Dear Ravi,
I suspect that, in general, you may be facing the limitations of machine
accuracy (more precisely, IEEE 754 arithmetics on [64-bit] doubles) in
your application. This is not a problem of R itself, but rather a
problem of standard arithmetics provided by underlying C compilers/CPUs.
In fact, every operation in IEEE arithmetics (so, this is not really a
problem only for complex numbers) may suffer from inexactness, a
particularly difficult one is addition/subtraction. Consider the
following example for real numbers (I know, it is not a very good one...):
The two functions
badfn <- function(x) 1-(1+x)*(1-x)
goodfn <- function(x) x^2
both calculate x^2 (theoretically, given perfect arithmetic). So, as you
want to allow the user to 'specify the mathematical function ... in
"any" form the user chooses', both functions should be ok.
But, unfortunately:
[1] 2.220446049250313e-16
[1] 1e-16
I don't know what happens in matlab/octave/scilab for this example. They
may do better, but probably at some cost (dropping IEEE arithmetic/do
"clever" calculations should result in massive speed penalties, try
evaluating hypergeom([1,-99.9],[-49.9-24.9*I],(1+1.71*I)/2); in
Maple...).
Now, you have some options:
- assume, that the user is aware of the numerical inexactness of ieee
arithmetics and that he is able to supply some "robust" version of the
mathematical function.
- use some other software (eg., matlab) for the critical calculations
(there is a R <-> Matlab interface, see package R.matlab on CRAN), if
you are sure, that this helps.
- implement/use multiple precision arithmetics within R (Martin
Maechler's Rmpfr package may be very useful:
http://r-forge.r-project.org/projects/rmpfr/ , but this will slow down
calculations considerably)
All in all, I think it is unfair just to blame R here.
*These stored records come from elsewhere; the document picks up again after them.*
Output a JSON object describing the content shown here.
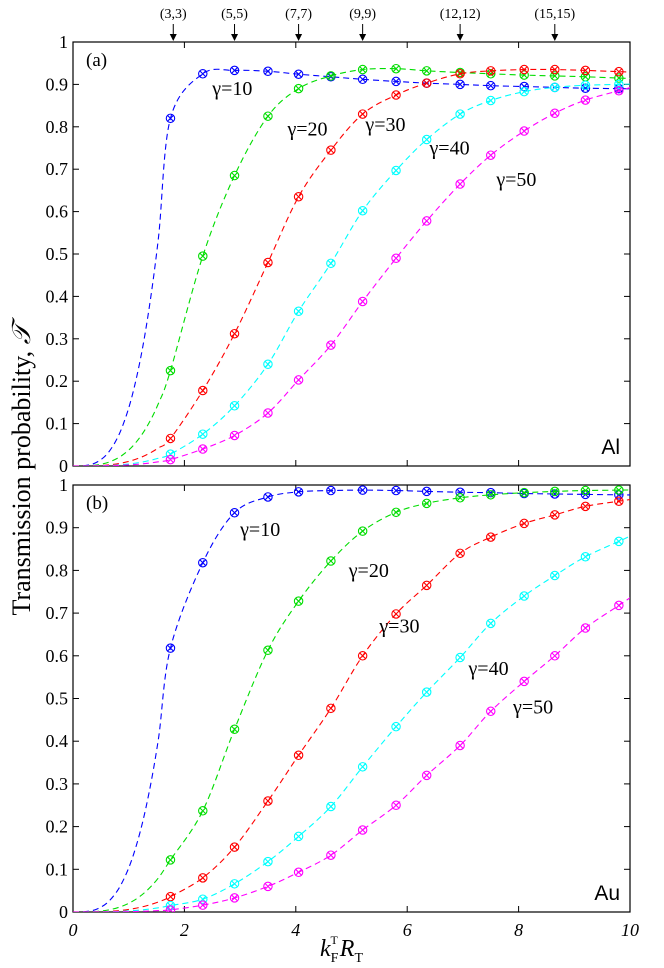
{
  "chart_data": [
    {
      "type": "line",
      "panel_label": "(a)",
      "metal": "Al",
      "xlim": [
        0,
        10
      ],
      "ylim": [
        0,
        1
      ],
      "x_ticks": [
        0,
        2,
        4,
        6,
        8,
        10
      ],
      "y_ticks": [
        0,
        0.1,
        0.2,
        0.3,
        0.4,
        0.5,
        0.6,
        0.7,
        0.8,
        0.9,
        1
      ],
      "y_tick_labels": [
        "0",
        "0.1",
        "0.2",
        "0.3",
        "0.4",
        "0.5",
        "0.6",
        "0.7",
        "0.8",
        "0.9",
        "1"
      ],
      "top_annotations": [
        {
          "label": "(3,3)",
          "x": 1.8
        },
        {
          "label": "(5,5)",
          "x": 2.9
        },
        {
          "label": "(7,7)",
          "x": 4.05
        },
        {
          "label": "(9,9)",
          "x": 5.2
        },
        {
          "label": "(12,12)",
          "x": 6.95
        },
        {
          "label": "(15,15)",
          "x": 8.65
        }
      ],
      "series": [
        {
          "name": "γ=10",
          "color": "#0000ff",
          "x": [
            1.75,
            2.33,
            2.9,
            3.5,
            4.05,
            4.63,
            5.2,
            5.8,
            6.35,
            6.95,
            7.5,
            8.1,
            8.65,
            9.2,
            9.8
          ],
          "y": [
            0.82,
            0.925,
            0.933,
            0.931,
            0.924,
            0.918,
            0.912,
            0.907,
            0.903,
            0.9,
            0.897,
            0.895,
            0.893,
            0.891,
            0.89
          ],
          "label_pos": [
            2.5,
            0.875
          ]
        },
        {
          "name": "γ=20",
          "color": "#00dd00",
          "x": [
            1.75,
            2.33,
            2.9,
            3.5,
            4.05,
            4.63,
            5.2,
            5.8,
            6.35,
            6.95,
            7.5,
            8.1,
            8.65,
            9.2,
            9.8
          ],
          "y": [
            0.225,
            0.495,
            0.685,
            0.825,
            0.89,
            0.92,
            0.935,
            0.937,
            0.932,
            0.928,
            0.925,
            0.922,
            0.92,
            0.918,
            0.915
          ],
          "label_pos": [
            3.85,
            0.78
          ]
        },
        {
          "name": "γ=30",
          "color": "#ff0000",
          "x": [
            1.75,
            2.33,
            2.9,
            3.5,
            4.05,
            4.63,
            5.2,
            5.8,
            6.35,
            6.95,
            7.5,
            8.1,
            8.65,
            9.2,
            9.8
          ],
          "y": [
            0.065,
            0.178,
            0.312,
            0.48,
            0.635,
            0.745,
            0.83,
            0.875,
            0.903,
            0.925,
            0.932,
            0.935,
            0.935,
            0.933,
            0.93
          ],
          "label_pos": [
            5.25,
            0.79
          ]
        },
        {
          "name": "γ=40",
          "color": "#00ffff",
          "x": [
            1.75,
            2.33,
            2.9,
            3.5,
            4.05,
            4.63,
            5.2,
            5.8,
            6.35,
            6.95,
            7.5,
            8.1,
            8.65,
            9.2,
            9.8
          ],
          "y": [
            0.028,
            0.075,
            0.142,
            0.24,
            0.365,
            0.478,
            0.602,
            0.697,
            0.77,
            0.83,
            0.862,
            0.883,
            0.893,
            0.898,
            0.9
          ],
          "label_pos": [
            6.4,
            0.735
          ]
        },
        {
          "name": "γ=50",
          "color": "#ff00ff",
          "x": [
            1.75,
            2.33,
            2.9,
            3.5,
            4.05,
            4.63,
            5.2,
            5.8,
            6.35,
            6.95,
            7.5,
            8.1,
            8.65,
            9.2,
            9.8
          ],
          "y": [
            0.015,
            0.04,
            0.072,
            0.125,
            0.203,
            0.285,
            0.388,
            0.49,
            0.578,
            0.665,
            0.733,
            0.79,
            0.832,
            0.863,
            0.885
          ],
          "label_pos": [
            7.6,
            0.66
          ]
        }
      ]
    },
    {
      "type": "line",
      "panel_label": "(b)",
      "metal": "Au",
      "xlim": [
        0,
        10
      ],
      "ylim": [
        0,
        1
      ],
      "x_ticks": [
        0,
        2,
        4,
        6,
        8,
        10
      ],
      "x_tick_labels": [
        "0",
        "2",
        "4",
        "6",
        "8",
        "10"
      ],
      "y_ticks": [
        0,
        0.1,
        0.2,
        0.3,
        0.4,
        0.5,
        0.6,
        0.7,
        0.8,
        0.9,
        1
      ],
      "y_tick_labels": [
        "0",
        "0.1",
        "0.2",
        "0.3",
        "0.4",
        "0.5",
        "0.6",
        "0.7",
        "0.8",
        "0.9",
        "1"
      ],
      "series": [
        {
          "name": "γ=10",
          "color": "#0000ff",
          "x": [
            1.75,
            2.33,
            2.9,
            3.5,
            4.05,
            4.63,
            5.2,
            5.8,
            6.35,
            6.95,
            7.5,
            8.1,
            8.65,
            9.2,
            9.8
          ],
          "y": [
            0.618,
            0.818,
            0.935,
            0.972,
            0.984,
            0.987,
            0.988,
            0.987,
            0.985,
            0.983,
            0.982,
            0.98,
            0.979,
            0.978,
            0.977
          ],
          "label_pos": [
            3.0,
            0.88
          ]
        },
        {
          "name": "γ=20",
          "color": "#00dd00",
          "x": [
            1.75,
            2.33,
            2.9,
            3.5,
            4.05,
            4.63,
            5.2,
            5.8,
            6.35,
            6.95,
            7.5,
            8.1,
            8.65,
            9.2,
            9.8
          ],
          "y": [
            0.122,
            0.237,
            0.428,
            0.613,
            0.728,
            0.822,
            0.892,
            0.936,
            0.957,
            0.97,
            0.977,
            0.982,
            0.985,
            0.987,
            0.988
          ],
          "label_pos": [
            4.95,
            0.785
          ]
        },
        {
          "name": "γ=30",
          "color": "#ff0000",
          "x": [
            1.75,
            2.33,
            2.9,
            3.5,
            4.05,
            4.63,
            5.2,
            5.8,
            6.35,
            6.95,
            7.5,
            8.1,
            8.65,
            9.2,
            9.8
          ],
          "y": [
            0.036,
            0.08,
            0.152,
            0.26,
            0.367,
            0.477,
            0.6,
            0.698,
            0.765,
            0.84,
            0.878,
            0.91,
            0.93,
            0.95,
            0.962
          ],
          "label_pos": [
            5.5,
            0.655
          ]
        },
        {
          "name": "γ=40",
          "color": "#00ffff",
          "x": [
            1.75,
            2.33,
            2.9,
            3.5,
            4.05,
            4.63,
            5.2,
            5.8,
            6.35,
            6.95,
            7.5,
            8.1,
            8.65,
            9.2,
            9.8
          ],
          "y": [
            0.015,
            0.03,
            0.066,
            0.118,
            0.177,
            0.247,
            0.34,
            0.434,
            0.515,
            0.596,
            0.676,
            0.74,
            0.788,
            0.832,
            0.868
          ],
          "label_pos": [
            7.1,
            0.555
          ]
        },
        {
          "name": "γ=50",
          "color": "#ff00ff",
          "x": [
            1.75,
            2.33,
            2.9,
            3.5,
            4.05,
            4.63,
            5.2,
            5.8,
            6.35,
            6.95,
            7.5,
            8.1,
            8.65,
            9.2,
            9.8
          ],
          "y": [
            0.005,
            0.016,
            0.033,
            0.06,
            0.093,
            0.133,
            0.192,
            0.25,
            0.32,
            0.39,
            0.47,
            0.54,
            0.6,
            0.665,
            0.718
          ],
          "label_pos": [
            7.9,
            0.465
          ]
        }
      ]
    }
  ],
  "axes": {
    "ylabel": "Transmission probability, ",
    "ylabel_symbol": "𝒯",
    "xlabel_k": "k",
    "xlabel_k_sub": "F",
    "xlabel_k_sup": "T",
    "xlabel_R": "R",
    "xlabel_R_sub": "T"
  }
}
Of course, it
would be great if there was a simple trigger to turn on multiple
precision arithmetics in R. Packages such as Rmpfr may provide a good
step in this direction, since operator overloading via S4 classes allows
for easy code adaption. But Rmpfr is still declared "beta", and it
relies on some external library, which could be problematic on Windows
systems. Maybe someone else has other/better suggestions, but I do not
think that there is an easy solution for the "general" problem.